Today she shares a unique Tiny Spark, a story she latched onto while watching a gardening show. A happy accident since she doesn’t garden, but as you’ll hear today, a man named Pearl sure does.
A few years ago, I was watching a gardening television show. (Why? I don’t have a garden.) I saw a clip about Pearl Fryar, a self-taught topiary artist. I felt a strange connection to Pearl, even though we have little in common on the surface. He’s a black man in his late 60s in a rural Southern town who creates living sculptures from plants in his backyard. I was captivated because I sensed the honesty in his art. What I mean is, there is a passion and commitment to his garden that precedes almost everything else.
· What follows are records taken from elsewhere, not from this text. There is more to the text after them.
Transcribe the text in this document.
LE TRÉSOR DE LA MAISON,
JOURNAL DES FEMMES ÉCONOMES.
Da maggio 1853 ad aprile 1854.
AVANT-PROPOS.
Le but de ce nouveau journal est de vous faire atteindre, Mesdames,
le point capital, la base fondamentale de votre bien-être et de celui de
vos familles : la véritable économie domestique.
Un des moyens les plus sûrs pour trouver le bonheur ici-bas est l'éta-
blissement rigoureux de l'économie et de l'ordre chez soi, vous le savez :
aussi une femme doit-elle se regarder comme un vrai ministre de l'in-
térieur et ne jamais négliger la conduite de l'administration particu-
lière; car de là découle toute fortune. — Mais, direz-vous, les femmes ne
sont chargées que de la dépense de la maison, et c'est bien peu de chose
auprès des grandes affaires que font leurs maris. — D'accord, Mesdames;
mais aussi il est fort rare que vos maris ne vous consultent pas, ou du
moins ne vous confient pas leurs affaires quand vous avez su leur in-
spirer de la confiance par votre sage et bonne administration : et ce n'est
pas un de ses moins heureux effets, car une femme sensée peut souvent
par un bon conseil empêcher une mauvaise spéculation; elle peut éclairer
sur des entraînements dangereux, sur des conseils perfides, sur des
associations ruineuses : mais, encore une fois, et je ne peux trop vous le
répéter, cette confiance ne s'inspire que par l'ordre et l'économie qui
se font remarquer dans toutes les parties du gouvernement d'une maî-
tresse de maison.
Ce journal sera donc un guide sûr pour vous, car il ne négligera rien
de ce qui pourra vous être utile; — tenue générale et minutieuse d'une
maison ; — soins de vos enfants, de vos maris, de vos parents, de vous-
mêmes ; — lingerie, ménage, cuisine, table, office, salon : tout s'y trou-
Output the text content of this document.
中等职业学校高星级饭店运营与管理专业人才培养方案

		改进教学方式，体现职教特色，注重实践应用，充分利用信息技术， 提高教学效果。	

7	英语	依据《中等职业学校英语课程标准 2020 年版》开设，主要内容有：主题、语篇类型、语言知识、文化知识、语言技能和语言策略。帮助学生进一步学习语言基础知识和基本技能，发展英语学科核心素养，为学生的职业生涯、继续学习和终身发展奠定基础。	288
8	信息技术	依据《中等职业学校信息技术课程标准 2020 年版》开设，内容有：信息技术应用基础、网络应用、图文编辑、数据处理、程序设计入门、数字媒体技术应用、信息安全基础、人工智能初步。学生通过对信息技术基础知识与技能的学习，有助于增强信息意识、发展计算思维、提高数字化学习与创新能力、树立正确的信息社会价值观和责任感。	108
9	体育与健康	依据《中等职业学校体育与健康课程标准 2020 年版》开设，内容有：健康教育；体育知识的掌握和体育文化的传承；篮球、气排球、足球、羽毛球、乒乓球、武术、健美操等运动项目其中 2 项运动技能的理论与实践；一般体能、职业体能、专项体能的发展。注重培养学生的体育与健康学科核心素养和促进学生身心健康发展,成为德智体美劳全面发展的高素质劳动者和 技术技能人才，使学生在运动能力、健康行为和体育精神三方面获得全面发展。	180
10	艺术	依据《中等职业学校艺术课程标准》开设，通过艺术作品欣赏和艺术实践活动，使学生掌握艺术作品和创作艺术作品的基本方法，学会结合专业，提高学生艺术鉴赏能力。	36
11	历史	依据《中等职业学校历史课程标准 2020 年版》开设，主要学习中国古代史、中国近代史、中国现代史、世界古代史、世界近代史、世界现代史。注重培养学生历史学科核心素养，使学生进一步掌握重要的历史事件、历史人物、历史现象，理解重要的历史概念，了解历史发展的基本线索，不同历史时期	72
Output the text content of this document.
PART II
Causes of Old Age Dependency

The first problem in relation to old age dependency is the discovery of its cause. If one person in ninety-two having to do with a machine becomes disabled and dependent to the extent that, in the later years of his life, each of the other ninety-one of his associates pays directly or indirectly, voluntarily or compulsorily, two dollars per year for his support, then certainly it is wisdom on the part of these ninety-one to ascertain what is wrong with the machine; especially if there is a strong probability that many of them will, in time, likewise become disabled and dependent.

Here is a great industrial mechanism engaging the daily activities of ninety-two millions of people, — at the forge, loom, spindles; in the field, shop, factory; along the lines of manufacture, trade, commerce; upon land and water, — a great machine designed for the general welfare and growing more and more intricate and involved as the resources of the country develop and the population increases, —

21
One might say it’s a calling. And by answering that calling with no expectations of accolades or money, he has brought joy to himself, to his community and to thousands of visitors.
Pearl Fryar lives in an average house in an average neighborhood in Bishopville, South Carolina. But it is his yard that people come from all over the world to see. He single-handedly created a garden oasis of topiaries. It all started with one throwaway plant he found in a compost pile at a local nursery. Now he has more than 300 living sculptures.
Topiary is not a hobby for people who prefer instant gratification. Most plants take years to train into the desired shape, usually an animal or geometric figure, though Pearl is partial to abstract forms. To turn a mushroom-shaped tree into a square one, Pearl worked for four to five years. “It’s a matter of perfecting it until I’m really comfortable with it,” he says. He never uses forms or wire cages to assist in molding the tree. His work is all freehand, but he goes in with a vision. “It wasn’t important to me to create a garden,” Pearl says. “I wanted to create a feeling that when you walk through, you feel differently than you did when you started.”
The garden is a meditation of sorts for Pearl and for visitors. Some people have made multiple return trips to commune with the topiaries because “you can feel a spirit within the garden,” or because they get “a calm feeling,” or because they “feel love.” Maybe they are sensing the message that Pearl has inscribed into the lawn: “Love, Peace and Goodwill,” the inspiration behind the entire garden. Now in his late 60s, Pearl’s passion has remained strong. Charles Holmes, an arborist, says, “Pearl spends so much time in the garden, he has an almost mystical communion with his plants. He talks with them—he’s almost like a plant whisperer.”
Pearl has become something of a local celebrity in Bishopville (population 3,600). Tour buses carrying church groups and youth campers show up regularly. He never turns away any of them and never charges anyone to tour his yard. He has a donation box near the mailbox for people who can afford it. “For people who can’t afford it, they are as welcome as someone who put in $100. Sometimes the very people who can’t afford it are the ones who most need to come,” he says.
In every cone-shaped shrub, every spiraling pine, every square dogwood is the message Pearl is trying to communicate. “There are always going to be obstacles. The thing about it is, you need to be strong enough so you don’t let those obstacles determine where you go in life.”
What personal strengths have you found through adversity?